The arrival of the third NESFA collection of Poul Anderson's short works has diverted me from posting about Starfarers, the Kith future history novel. Instead, there have been posts on Rustum and Flying Mountains.

Tales Of The Flying Mountains is a single volume future history series comprising seven installments linked by a long introductory and interstitial conversation presented in a Prologue, six Interludes and an Epilogue. Four of these installments are re-presented in NESFA collections.

In NESFA Volume 2:

"The Rogue," with part of its introductory Interlude, under its original title, "Industrial Revolution";
"Say It With Flowers."

In NESFA Vol 3:

"Sunjammer";
"What'll You Give?" whose title had been translated into French for Tales...

That leaves only "Nothing Succeeds Like Failure," "Ramble With A Gamblin' Man," and "Recruiting Nation" which, I think, will not appear in any NESFA collections because they were first published in Tales... and therefore had not originally been published as "short works."

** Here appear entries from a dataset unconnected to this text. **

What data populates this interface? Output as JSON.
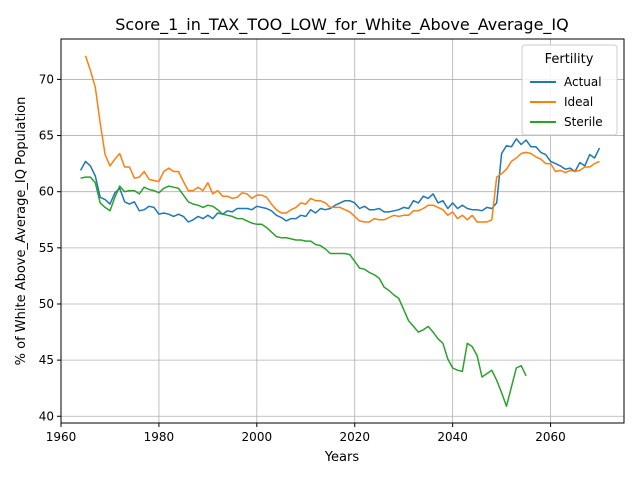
{
  "chart_data": {
    "type": "line",
    "title": "Score_1_in_TAX_TOO_LOW_for_White_Above_Average_IQ",
    "xlabel": "Years",
    "ylabel": "% of White Above_Average_IQ Population",
    "xlim": [
      1960,
      2075
    ],
    "ylim": [
      39.4,
      73.6
    ],
    "xticks": [
      1960,
      1980,
      2000,
      2020,
      2040,
      2060
    ],
    "yticks": [
      40,
      45,
      50,
      55,
      60,
      65,
      70
    ],
    "grid": true,
    "legend": {
      "title": "Fertility",
      "placement": "top-right"
    },
    "series": [
      {
        "name": "Actual",
        "color": "#1f77b4",
        "x": [
          1964,
          1965,
          1966,
          1967,
          1968,
          1969,
          1970,
          1971,
          1972,
          1973,
          1974,
          1975,
          1976,
          1977,
          1978,
          1979,
          1980,
          1981,
          1982,
          1983,
          1984,
          1985,
          1986,
          1987,
          1988,
          1989,
          1990,
          1991,
          1992,
          1993,
          1994,
          1995,
          1996,
          1997,
          1998,
          1999,
          2000,
          2001,
          2002,
          2003,
          2004,
          2005,
          2006,
          2007,
          2008,
          2009,
          2010,
          2011,
          2012,
          2013,
          2014,
          2015,
          2016,
          2017,
          2018,
          2019,
          2020,
          2021,
          2022,
          2023,
          2024,
          2025,
          2026,
          2027,
          2028,
          2029,
          2030,
          2031,
          2032,
          2033,
          2034,
          2035,
          2036,
          2037,
          2038,
          2039,
          2040,
          2041,
          2042,
          2043,
          2044,
          2045,
          2046,
          2047,
          2048,
          2049,
          2050,
          2051,
          2052,
          2053,
          2054,
          2055,
          2056,
          2057,
          2058,
          2059,
          2060,
          2061,
          2062,
          2063,
          2064,
          2065,
          2066,
          2067,
          2068,
          2069,
          2070
        ],
        "y": [
          61.9,
          62.7,
          62.3,
          61.4,
          59.5,
          59.3,
          58.9,
          59.9,
          60.3,
          59.1,
          58.9,
          59.1,
          58.3,
          58.4,
          58.7,
          58.6,
          58.0,
          58.1,
          58.0,
          57.8,
          58.0,
          57.8,
          57.3,
          57.5,
          57.8,
          57.6,
          57.9,
          57.6,
          58.1,
          58.0,
          58.3,
          58.2,
          58.5,
          58.5,
          58.5,
          58.4,
          58.7,
          58.6,
          58.5,
          58.3,
          57.9,
          57.7,
          57.4,
          57.6,
          57.6,
          57.9,
          57.8,
          58.4,
          58.1,
          58.5,
          58.4,
          58.5,
          58.8,
          59.0,
          59.2,
          59.2,
          59.0,
          58.5,
          58.7,
          58.4,
          58.4,
          58.5,
          58.2,
          58.2,
          58.3,
          58.4,
          58.6,
          58.5,
          59.2,
          59.0,
          59.6,
          59.4,
          59.8,
          59.0,
          59.2,
          58.5,
          59.0,
          58.5,
          58.8,
          58.5,
          58.4,
          58.4,
          58.3,
          58.6,
          58.5,
          59.0,
          63.4,
          64.1,
          64.0,
          64.7,
          64.2,
          64.6,
          64.0,
          64.0,
          63.5,
          63.3,
          62.7,
          62.5,
          62.3,
          62.0,
          62.1,
          61.8,
          62.6,
          62.3,
          63.3,
          63.0,
          63.9
        ]
      },
      {
        "name": "Ideal",
        "color": "#ff7f0e",
        "x": [
          1965,
          1966,
          1967,
          1968,
          1969,
          1970,
          1971,
          1972,
          1973,
          1974,
          1975,
          1976,
          1977,
          1978,
          1979,
          1980,
          1981,
          1982,
          1983,
          1984,
          1985,
          1986,
          1987,
          1988,
          1989,
          1990,
          1991,
          1992,
          1993,
          1994,
          1995,
          1996,
          1997,
          1998,
          1999,
          2000,
          2001,
          2002,
          2003,
          2004,
          2005,
          2006,
          2007,
          2008,
          2009,
          2010,
          2011,
          2012,
          2013,
          2014,
          2015,
          2016,
          2017,
          2018,
          2019,
          2020,
          2021,
          2022,
          2023,
          2024,
          2025,
          2026,
          2027,
          2028,
          2029,
          2030,
          2031,
          2032,
          2033,
          2034,
          2035,
          2036,
          2037,
          2038,
          2039,
          2040,
          2041,
          2042,
          2043,
          2044,
          2045,
          2046,
          2047,
          2048,
          2049,
          2050,
          2051,
          2052,
          2053,
          2054,
          2055,
          2056,
          2057,
          2058,
          2059,
          2060,
          2061,
          2062,
          2063,
          2064,
          2065,
          2066,
          2067,
          2068,
          2069,
          2070
        ],
        "y": [
          72.1,
          70.8,
          69.3,
          66.1,
          63.3,
          62.3,
          62.9,
          63.4,
          62.2,
          62.2,
          61.2,
          61.3,
          61.8,
          61.1,
          61.0,
          60.9,
          61.8,
          62.1,
          61.8,
          61.8,
          60.9,
          60.1,
          60.1,
          60.4,
          60.1,
          60.8,
          59.8,
          60.1,
          59.6,
          59.6,
          59.4,
          59.5,
          59.9,
          59.8,
          59.4,
          59.7,
          59.7,
          59.5,
          58.9,
          58.4,
          58.1,
          58.1,
          58.4,
          58.6,
          59.0,
          58.9,
          59.4,
          59.2,
          59.2,
          59.0,
          58.6,
          58.6,
          58.6,
          58.4,
          58.2,
          57.8,
          57.4,
          57.3,
          57.3,
          57.6,
          57.5,
          57.5,
          57.7,
          57.9,
          57.8,
          57.9,
          57.9,
          58.3,
          58.3,
          58.5,
          58.8,
          58.8,
          58.6,
          58.4,
          57.9,
          58.2,
          57.6,
          57.9,
          57.5,
          57.9,
          57.3,
          57.3,
          57.3,
          57.5,
          61.3,
          61.6,
          62.0,
          62.7,
          63.0,
          63.4,
          63.5,
          63.4,
          63.1,
          62.9,
          62.5,
          62.5,
          61.8,
          61.9,
          61.7,
          61.9,
          61.8,
          61.9,
          62.2,
          62.2,
          62.5,
          62.7
        ]
      },
      {
        "name": "Sterile",
        "color": "#2ca02c",
        "x": [
          1964,
          1965,
          1966,
          1967,
          1968,
          1969,
          1970,
          1971,
          1972,
          1973,
          1974,
          1975,
          1976,
          1977,
          1978,
          1979,
          1980,
          1981,
          1982,
          1983,
          1984,
          1985,
          1986,
          1987,
          1988,
          1989,
          1990,
          1991,
          1992,
          1993,
          1994,
          1995,
          1996,
          1997,
          1998,
          1999,
          2000,
          2001,
          2002,
          2003,
          2004,
          2005,
          2006,
          2007,
          2008,
          2009,
          2010,
          2011,
          2012,
          2013,
          2014,
          2015,
          2016,
          2017,
          2018,
          2019,
          2020,
          2021,
          2022,
          2023,
          2024,
          2025,
          2026,
          2027,
          2028,
          2029,
          2030,
          2031,
          2032,
          2033,
          2034,
          2035,
          2036,
          2037,
          2038,
          2039,
          2040,
          2041,
          2042,
          2043,
          2044,
          2045,
          2046,
          2047,
          2048,
          2049,
          2050,
          2051,
          2052,
          2053,
          2054,
          2055
        ],
        "y": [
          61.2,
          61.3,
          61.3,
          60.8,
          59.0,
          58.6,
          58.3,
          59.5,
          60.5,
          60.0,
          60.1,
          60.1,
          59.8,
          60.4,
          60.2,
          60.1,
          59.9,
          60.3,
          60.5,
          60.4,
          60.3,
          59.7,
          59.1,
          58.9,
          58.8,
          58.6,
          58.8,
          58.7,
          58.4,
          58.0,
          57.9,
          57.8,
          57.6,
          57.6,
          57.4,
          57.2,
          57.1,
          57.1,
          56.8,
          56.4,
          56.0,
          55.9,
          55.9,
          55.8,
          55.7,
          55.7,
          55.6,
          55.6,
          55.3,
          55.2,
          54.9,
          54.5,
          54.5,
          54.5,
          54.5,
          54.4,
          53.8,
          53.2,
          53.1,
          52.8,
          52.6,
          52.3,
          51.5,
          51.2,
          50.8,
          50.5,
          49.5,
          48.5,
          48.0,
          47.5,
          47.7,
          48.0,
          47.5,
          46.9,
          46.5,
          45.1,
          44.3,
          44.1,
          44.0,
          46.5,
          46.2,
          45.4,
          43.5,
          43.8,
          44.1,
          43.2,
          42.1,
          40.9,
          42.6,
          44.3,
          44.5,
          43.6
        ]
      }
    ]
  }
}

In "Sunjammer," which I have just reread, a sailship transports isonitrate to Earth whereas, in "What'll You Give?" a scoopship collects the ingredients for isonitrate from the Jovian atmosphere, so I will reread "What'll You Give?" next.

5 comments:

Sean M. Brooks said...

Kaor, Paul!

Have you noticed any textual differences between the NESFA Press versions of the Flying Mountains stories vis a vis the same stories found in TALES OF THE FLYING MOUNTAINS? I asked because I wondered how to handle these stories in any COMPLETE COLLECTED WORKS OF POUL ANDERSON edition. If any serious differences exist, then the magazine versions will have to be relegated to being an appendix of TALES, which should be considered canonical. In any case, I don't think TALES should be broken up in any complete COLLECTED WORKS, but kept intact.

Sean

Paul Shackley said...

Sean,
I have not noticed differences but then I have not looked for them yet. TALES should not be split up because it is a unity. It is interesting how much had not been published before but first appeared in the collection: not only the Prologue, Epilogue and Interludes but also 3 of the 7 episodes, including those that begin and conclude the series.
Paul.

Sean M. Brooks said...

Kaor, Paul!

Good! We agree, TALES OF THE FLYING MOUNTAINS should not be broken up in any COMPLETE COLLECTED WORKS. The question that remains is whether the portions originally pub. in magazines differ textually from the collected book edition.

Sean

Paul Shackley said...

Sean,
The Acknowledgments in TALES say, "Parts of this book have appeared, in somewhat different form..."
Paul.

Sean M. Brooks said...

Kaor, Paul!

Aha! So, the stories first appearing in magazines may have some miinor textual differences from the versions we see in TALES. It means those stories will have to appear in any COMPLETE COLLECTED WORKS as appendices to TALES.